2.3 - Interpretations of Probability

Interpretations of Probability Section

Before discussing the specific rules of probability, it's important to recognize there are three main interpretations of probability.

Classical Interpretation of Probability

The probability that event E occurs is denoted by P(E). When all outcomes are equally likely, then:

\[P(E) = \frac{number\ of\ outcomes\ in\ E}{number\ of\ possible\ outcomes}\]
Subjective Probability

Subjective probability reflects personal belief which involves personal judgment, information, intuition, etc.

For example, what is P (you will get an A in a certain course)? Each student may have a different answer to the question.

Relative Frequency Concept of Probability (Empirical Approach)

If a particular outcome happens over a large number of events then the percentage of that outcome is close to the true probability.

For example, if we flip the given coin 10,000 times and observe 4555 heads and 5445 tails, then for that coin, P(H)=0.4555.

\[P(E) \approx \frac{number\ of\ outcomes\ in\ E}{number\ of\ possible\ outcomes}\]

Example 2-5 Section

  1. Find the probability that exactly one head appears in two flips of a fair coin.
    Answer:

    The possible outcomes are listed as: {(H, H), (H, T), (T, H), (T, T)}.

    Note that the four outcomes are of equal probability since the coin is fair.

    \[P(getting\ exactly\ one\ H\ in\ two\ flips\ of\ a\ fair\ coin)=P\{(H,T),(T,H)\}=\frac{2}{4}=\frac{1}{2}\]

  2. Find the probability that two heads appear in two flips of a fair coin.
    Answer:

    \(P(getting\ two\ H\ in\ two\ flips\ of\ a\ fair\ coin)=P\{(H,H)\}=\frac{1}{4}\)

  3. Find the probability that the sum of two faces is greater than or equal to 10 when one rolls a pair of fair dice.
    Answer:

    The possible outcomes of the experiment are:

    { (1,1) (2,1) (3,1) (4,1) (5,1) (6,1) (1,2) (2,2) (3,2) (4,2) (5,2) (6,2) (1,3) (2,3) (3,3) (4,3) (5,3) (6,3) (1,4) (2,4) (3,4) (4,4) (5,4) (6,4) (1,5) (2,5) (3,5) (4,5) (5,5) (6,5) (1,6) (2,6) (3,6) (4,6) (5,6) (6,6) }

    If S denotes the sum of the points in the two faces:

    \[  \begin {align} P(S\ greater\ than\ or\ equal\ to\ 10)& =P(S=10)+P(S=11)+P(S=12)\\
    & =  P\{(4,6),(5,5),(6,4)\}+P\{(5,6),(6,5)\}+P\{(6,6)\} \\
    & = \frac{3}{36}+\frac{2}{36}+\frac{1}{36} \\
    & =\frac{1}{6} \\
    \end {align} \]

Try It! Rolling Dice Section

Directions: Try each of these problems and click the buttons to reveal the correct answers.

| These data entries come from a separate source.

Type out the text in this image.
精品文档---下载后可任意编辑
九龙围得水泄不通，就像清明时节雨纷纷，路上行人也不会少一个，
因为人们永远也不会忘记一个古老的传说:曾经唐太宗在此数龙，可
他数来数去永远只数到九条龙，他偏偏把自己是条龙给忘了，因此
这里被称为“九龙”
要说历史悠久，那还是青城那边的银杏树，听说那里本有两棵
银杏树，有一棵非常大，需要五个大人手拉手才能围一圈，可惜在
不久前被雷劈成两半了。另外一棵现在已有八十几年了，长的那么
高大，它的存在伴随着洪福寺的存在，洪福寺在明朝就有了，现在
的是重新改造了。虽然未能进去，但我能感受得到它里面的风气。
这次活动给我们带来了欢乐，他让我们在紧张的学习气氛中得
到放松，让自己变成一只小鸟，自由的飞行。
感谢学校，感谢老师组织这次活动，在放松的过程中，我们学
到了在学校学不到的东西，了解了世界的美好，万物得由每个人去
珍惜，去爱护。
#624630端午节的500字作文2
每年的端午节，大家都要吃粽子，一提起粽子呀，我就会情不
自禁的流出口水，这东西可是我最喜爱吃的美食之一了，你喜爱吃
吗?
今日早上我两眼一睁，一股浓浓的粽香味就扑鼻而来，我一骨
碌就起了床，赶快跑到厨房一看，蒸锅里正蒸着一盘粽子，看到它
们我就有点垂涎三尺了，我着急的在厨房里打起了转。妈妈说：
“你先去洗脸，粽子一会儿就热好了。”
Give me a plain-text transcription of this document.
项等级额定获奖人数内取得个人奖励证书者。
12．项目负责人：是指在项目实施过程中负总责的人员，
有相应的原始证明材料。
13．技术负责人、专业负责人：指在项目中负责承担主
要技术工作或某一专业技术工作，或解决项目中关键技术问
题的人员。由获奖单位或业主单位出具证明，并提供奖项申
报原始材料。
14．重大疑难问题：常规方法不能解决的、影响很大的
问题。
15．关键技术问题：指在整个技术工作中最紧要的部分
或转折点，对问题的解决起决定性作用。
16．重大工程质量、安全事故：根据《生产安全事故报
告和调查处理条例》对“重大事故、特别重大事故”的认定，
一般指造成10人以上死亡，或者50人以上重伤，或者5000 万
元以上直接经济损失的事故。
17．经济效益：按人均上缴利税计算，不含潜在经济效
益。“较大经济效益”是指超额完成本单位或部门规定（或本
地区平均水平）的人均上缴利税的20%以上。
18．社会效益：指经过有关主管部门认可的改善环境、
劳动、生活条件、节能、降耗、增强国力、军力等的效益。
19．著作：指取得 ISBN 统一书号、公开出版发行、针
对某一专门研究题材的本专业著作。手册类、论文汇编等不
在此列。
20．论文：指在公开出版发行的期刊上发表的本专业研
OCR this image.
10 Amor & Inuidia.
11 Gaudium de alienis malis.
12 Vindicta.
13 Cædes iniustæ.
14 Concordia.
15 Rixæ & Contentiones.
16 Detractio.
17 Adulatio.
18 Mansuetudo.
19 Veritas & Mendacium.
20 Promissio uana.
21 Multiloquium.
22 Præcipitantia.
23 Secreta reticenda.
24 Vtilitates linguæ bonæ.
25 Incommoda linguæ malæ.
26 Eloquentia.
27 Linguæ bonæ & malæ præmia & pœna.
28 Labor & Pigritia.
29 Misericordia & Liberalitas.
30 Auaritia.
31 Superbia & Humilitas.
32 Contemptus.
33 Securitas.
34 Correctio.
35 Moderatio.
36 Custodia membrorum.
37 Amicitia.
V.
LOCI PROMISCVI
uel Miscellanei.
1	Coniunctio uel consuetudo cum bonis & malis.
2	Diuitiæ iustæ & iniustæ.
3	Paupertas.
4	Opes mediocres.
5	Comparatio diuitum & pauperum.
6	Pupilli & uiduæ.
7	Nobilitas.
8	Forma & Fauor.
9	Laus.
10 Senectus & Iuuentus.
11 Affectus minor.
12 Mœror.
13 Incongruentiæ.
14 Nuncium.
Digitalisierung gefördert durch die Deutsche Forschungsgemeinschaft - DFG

Again using the example where we flip two fair six-sided dice, find the following:

  • \(A={(3, 5)}\)
  • \(B=\text {a 4 is rolled on the first die}\)
  • \(C=\text {a 5 is rolled on the second die}\)
  • \(D=\text {the sum of the dice is 7}\)
  • \(E={(7, 4)}\)
  1. \(P(B\cap D)\) and \(P(B\cup D)\).
     \(P(B\cap D)=\frac{1}{36}\) and \(P(B\cup D)=\frac{11}{36}\).
  2. \(P(D\cap C)\) and \(P(D\cup C)\).
    \(P(D\cap C)=\frac{1}{36}\) and \(P(D\cup C)=\frac{11}{36}\)
  3. \(P(A\cap D)\) and \(P(A\cup D)\)
    \(P(A\cap D)=0\) and \(P(A\cup D)=\frac{7}{36}\)
  4. \(P(B\cap C)\) and \(P(B\cup C)\)
    \(P(B\cap C)=\frac{1}{36}\) and \(P(B\cup C)=\frac{11}{36}\)